198 ↗(On Diff #118277)

Undefined VAL

wdng updated this revision to Diff 118718.Oct 11 2017, 4:14 PM
wdng marked 5 inline comments as done.

Address code reviews.

wdng marked 3 inline comments as done.Oct 11 2017, 4:14 PM
arsenm added inline comments.Oct 11 2017, 4:24 PM
test/CodeGen/AMDGPU/cttz_zero_undef.ll
175–176 ↗(On Diff #118718)

Using 2 -DAGs with identical lines doesn't do anything. It will pass with only one

wdng added inline comments.Oct 11 2017, 4:27 PM
test/CodeGen/AMDGPU/cttz_zero_undef.ll
175–176 ↗(On Diff #118718)

No, it won't work if I remove the -DAG. As the generated instructions get interleaved with each other.

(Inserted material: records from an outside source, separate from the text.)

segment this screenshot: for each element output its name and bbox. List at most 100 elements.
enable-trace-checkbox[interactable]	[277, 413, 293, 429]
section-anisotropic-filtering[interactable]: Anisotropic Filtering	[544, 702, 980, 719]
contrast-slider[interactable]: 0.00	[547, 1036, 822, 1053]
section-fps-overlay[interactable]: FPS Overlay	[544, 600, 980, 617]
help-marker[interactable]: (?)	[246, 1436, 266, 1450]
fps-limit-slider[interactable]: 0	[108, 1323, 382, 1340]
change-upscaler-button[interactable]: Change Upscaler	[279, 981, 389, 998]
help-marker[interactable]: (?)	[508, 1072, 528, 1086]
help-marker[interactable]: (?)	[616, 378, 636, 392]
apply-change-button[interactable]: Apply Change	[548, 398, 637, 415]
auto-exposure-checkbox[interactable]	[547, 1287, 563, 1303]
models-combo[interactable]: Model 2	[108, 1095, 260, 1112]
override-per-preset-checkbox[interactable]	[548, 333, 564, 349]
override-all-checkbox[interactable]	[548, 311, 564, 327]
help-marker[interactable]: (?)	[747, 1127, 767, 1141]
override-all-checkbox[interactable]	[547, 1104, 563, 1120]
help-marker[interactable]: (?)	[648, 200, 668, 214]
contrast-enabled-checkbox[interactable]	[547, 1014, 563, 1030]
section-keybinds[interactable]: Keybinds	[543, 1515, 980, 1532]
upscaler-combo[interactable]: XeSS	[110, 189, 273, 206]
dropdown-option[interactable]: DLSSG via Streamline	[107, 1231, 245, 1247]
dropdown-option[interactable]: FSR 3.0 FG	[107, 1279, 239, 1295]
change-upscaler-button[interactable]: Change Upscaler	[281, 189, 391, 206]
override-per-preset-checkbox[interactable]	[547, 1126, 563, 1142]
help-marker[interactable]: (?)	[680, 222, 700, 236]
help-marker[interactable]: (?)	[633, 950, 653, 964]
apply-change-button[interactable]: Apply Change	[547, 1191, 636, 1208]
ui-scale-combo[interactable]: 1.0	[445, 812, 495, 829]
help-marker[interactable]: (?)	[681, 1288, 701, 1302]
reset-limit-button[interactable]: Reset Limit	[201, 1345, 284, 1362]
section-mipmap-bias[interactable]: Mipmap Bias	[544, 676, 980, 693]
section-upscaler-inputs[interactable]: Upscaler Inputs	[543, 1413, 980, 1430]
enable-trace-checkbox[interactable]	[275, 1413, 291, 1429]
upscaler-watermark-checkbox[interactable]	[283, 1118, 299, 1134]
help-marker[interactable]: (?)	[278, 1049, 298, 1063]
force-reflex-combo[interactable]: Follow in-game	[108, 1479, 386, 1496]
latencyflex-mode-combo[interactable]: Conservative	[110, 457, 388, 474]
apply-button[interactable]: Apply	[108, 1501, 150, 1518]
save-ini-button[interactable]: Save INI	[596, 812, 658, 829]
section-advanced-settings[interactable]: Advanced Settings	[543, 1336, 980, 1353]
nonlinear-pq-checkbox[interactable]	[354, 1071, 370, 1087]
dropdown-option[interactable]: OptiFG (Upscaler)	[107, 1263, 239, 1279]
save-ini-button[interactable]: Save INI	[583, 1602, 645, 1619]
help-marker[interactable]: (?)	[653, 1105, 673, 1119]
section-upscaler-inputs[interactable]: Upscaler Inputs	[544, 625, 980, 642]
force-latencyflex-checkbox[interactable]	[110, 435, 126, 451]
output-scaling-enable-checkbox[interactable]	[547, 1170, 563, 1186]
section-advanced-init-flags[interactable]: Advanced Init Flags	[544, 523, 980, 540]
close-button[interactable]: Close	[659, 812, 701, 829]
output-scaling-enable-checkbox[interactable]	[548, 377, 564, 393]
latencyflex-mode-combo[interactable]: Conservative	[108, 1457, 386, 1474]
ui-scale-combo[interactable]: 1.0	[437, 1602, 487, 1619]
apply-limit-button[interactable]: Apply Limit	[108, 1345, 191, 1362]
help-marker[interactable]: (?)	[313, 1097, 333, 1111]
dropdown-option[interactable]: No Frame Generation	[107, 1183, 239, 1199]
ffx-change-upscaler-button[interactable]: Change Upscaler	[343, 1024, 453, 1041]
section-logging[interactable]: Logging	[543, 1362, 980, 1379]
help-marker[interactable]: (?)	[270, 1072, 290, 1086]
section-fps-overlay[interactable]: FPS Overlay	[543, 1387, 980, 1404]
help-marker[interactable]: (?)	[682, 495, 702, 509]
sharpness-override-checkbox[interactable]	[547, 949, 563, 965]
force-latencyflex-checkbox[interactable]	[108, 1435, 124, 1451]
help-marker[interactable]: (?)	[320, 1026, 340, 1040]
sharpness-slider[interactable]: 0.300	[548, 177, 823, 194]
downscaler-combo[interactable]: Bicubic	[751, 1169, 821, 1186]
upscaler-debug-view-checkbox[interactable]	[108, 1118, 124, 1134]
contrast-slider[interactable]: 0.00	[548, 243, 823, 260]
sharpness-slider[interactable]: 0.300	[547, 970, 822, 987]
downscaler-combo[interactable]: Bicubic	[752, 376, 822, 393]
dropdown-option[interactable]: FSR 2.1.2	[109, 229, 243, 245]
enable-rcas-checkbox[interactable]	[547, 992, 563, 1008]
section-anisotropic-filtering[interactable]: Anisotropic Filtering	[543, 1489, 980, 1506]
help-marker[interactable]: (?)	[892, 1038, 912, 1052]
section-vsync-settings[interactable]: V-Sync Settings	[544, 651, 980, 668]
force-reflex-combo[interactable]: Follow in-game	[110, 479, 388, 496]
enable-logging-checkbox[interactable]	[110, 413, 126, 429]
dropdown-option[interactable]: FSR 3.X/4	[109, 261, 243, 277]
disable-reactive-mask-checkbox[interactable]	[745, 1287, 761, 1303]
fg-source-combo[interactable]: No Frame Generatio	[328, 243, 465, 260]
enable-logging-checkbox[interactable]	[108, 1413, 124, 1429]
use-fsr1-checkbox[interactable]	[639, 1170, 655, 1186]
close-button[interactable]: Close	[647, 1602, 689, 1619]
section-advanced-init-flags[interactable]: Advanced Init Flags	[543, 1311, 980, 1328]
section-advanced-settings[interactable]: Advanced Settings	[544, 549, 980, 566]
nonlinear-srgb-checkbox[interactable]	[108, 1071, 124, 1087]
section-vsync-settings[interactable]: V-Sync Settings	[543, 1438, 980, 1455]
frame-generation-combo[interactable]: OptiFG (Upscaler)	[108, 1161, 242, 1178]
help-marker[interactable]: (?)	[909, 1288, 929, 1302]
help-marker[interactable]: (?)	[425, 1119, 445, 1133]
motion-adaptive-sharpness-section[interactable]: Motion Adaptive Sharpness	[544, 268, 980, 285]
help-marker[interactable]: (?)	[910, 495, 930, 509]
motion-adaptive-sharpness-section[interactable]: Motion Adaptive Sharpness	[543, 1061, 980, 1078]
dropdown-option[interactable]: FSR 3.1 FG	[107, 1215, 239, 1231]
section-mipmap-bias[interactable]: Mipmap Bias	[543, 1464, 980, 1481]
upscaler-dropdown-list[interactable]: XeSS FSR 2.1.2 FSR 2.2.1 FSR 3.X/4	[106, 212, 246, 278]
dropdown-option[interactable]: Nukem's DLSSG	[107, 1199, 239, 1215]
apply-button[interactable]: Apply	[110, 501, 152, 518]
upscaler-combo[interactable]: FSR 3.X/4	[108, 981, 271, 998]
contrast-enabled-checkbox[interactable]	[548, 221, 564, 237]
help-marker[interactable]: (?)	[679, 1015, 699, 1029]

wdng updated this revision to Diff 118729.Oct 11 2017, 5:08 PM
wdng marked 2 inline comments as done.

Remove duplicate check lines.

wdng updated this revision to Diff 118733.Oct 11 2017, 5:45 PM

Removed -DAG checks completely.

arsenm accepted this revision.Oct 12 2017, 10:39 AM

LGTM

This revision is now accepted and ready to land.Oct 12 2017, 10:39 AM
This revision was automatically updated to reflect the committed changes.